При всем довлатовском остроумии и пародийном блеске нельзя не почувствовать и тщательно скрываемой автором зависти. В рассказе подтверждается – пусть и в пародийном отражении – исключительность события, ставшего предметом лирической рефлексии в эссе Ахмадулиной «Возвращение Набокова». Соответствующий «апокриф» (история в ее дописьменной, изустной форме) стал предвестием реального возвращения Набокова в кругозор русского читателя. Сам Довлатов, впрочем, также не избежал участи стать прототипом своего беллетристического «двойника». В рассказе Елены Клепиковой «Невыносимый Набоков» (1999) появляется «сумрачный гигант-кавказец с глазом пугливой газели»[11], непочтительно отзывающийся о Набокове. Здесь дан собирательный образ писателя второго ряда, одержимого приступами профессиональной зависти к Набокову и переживающего три стадии набокофобии. На первой стадии он ругает классика за «тиранию ритмической линии» и «тональное насилие над читателем» (с. 19). Затем становится тем самым читателем, который, подобно лирической героине Беллы Ахмадулиной, «завороженно скользит по набоковской фразе, как в лодке», и, в конце концов, не удерживается от заимствования «скользящих, как на роликах, сюжетных ходов» и «стройных, с циркулем расчерченных композиций» (с. 18).
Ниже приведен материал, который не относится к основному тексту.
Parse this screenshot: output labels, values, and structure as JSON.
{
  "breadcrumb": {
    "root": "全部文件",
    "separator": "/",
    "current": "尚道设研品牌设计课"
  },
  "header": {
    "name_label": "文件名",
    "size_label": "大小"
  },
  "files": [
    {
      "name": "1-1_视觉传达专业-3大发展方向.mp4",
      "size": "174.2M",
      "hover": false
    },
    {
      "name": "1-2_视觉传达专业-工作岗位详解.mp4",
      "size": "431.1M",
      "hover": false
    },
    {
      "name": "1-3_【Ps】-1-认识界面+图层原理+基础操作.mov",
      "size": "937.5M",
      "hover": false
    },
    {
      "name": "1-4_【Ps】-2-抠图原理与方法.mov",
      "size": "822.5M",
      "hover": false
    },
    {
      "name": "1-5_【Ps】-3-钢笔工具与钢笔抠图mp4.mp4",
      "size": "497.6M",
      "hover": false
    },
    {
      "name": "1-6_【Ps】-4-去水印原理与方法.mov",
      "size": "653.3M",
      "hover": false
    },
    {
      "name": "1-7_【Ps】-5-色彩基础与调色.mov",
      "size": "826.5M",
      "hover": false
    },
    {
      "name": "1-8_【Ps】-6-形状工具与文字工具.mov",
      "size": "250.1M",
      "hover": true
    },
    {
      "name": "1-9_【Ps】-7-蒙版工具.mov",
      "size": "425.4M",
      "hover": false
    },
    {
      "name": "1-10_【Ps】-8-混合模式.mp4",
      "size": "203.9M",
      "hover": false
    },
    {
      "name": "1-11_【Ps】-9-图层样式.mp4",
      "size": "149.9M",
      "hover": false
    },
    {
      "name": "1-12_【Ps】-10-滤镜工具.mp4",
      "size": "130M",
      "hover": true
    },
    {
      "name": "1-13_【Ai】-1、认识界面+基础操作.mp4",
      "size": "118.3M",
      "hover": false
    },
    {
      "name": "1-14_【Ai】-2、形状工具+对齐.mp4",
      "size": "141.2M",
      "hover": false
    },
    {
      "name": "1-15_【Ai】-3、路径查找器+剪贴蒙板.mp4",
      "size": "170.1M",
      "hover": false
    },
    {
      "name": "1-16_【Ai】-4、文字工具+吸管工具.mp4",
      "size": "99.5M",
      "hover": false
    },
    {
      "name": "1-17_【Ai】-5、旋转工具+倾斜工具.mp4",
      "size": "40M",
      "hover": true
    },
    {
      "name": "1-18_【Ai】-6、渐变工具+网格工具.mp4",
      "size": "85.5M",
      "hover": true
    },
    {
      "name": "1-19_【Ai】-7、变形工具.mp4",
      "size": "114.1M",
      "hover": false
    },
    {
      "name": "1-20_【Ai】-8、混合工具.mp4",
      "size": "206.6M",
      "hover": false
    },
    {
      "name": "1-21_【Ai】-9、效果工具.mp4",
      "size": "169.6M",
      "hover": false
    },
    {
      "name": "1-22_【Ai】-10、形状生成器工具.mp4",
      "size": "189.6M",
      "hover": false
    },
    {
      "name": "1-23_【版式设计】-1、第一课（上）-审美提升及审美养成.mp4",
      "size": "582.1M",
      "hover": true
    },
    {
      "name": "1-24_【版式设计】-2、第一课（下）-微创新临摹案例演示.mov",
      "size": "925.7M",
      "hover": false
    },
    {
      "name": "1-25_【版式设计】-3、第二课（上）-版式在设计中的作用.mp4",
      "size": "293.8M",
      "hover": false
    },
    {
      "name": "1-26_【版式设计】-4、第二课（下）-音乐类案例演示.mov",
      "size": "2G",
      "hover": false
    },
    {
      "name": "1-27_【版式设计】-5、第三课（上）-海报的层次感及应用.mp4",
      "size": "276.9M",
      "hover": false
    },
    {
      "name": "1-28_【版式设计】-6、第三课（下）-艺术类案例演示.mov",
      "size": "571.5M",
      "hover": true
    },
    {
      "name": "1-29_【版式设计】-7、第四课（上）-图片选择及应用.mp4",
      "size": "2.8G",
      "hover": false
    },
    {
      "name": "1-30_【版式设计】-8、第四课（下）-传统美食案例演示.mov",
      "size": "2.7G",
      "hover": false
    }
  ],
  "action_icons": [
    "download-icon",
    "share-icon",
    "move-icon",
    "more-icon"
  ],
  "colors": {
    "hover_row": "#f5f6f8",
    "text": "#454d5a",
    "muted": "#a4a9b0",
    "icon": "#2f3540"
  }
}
Заимствуя у Набокова, писатель при этом страшно возмущается тем, что на любом набоковском приеме «стояло аршинное клеймо владельца» (с. 18), но оправдывается тем, что сам Набоков «прикарманил несколько сквозных тем из русской живописной прозы – и нагло застолбил за собой» (с. 17).

Таким образом, В. Набоков предоставил писателям следующих поколений множество способов для эстетического самоопределения: от модели поэтического обожания и подражания с попутным переосмыслением образов и ситуаций предшественника – до позиции отталкивания и дистанцирования от его наследия, чаще всего реализуемой через пародирование.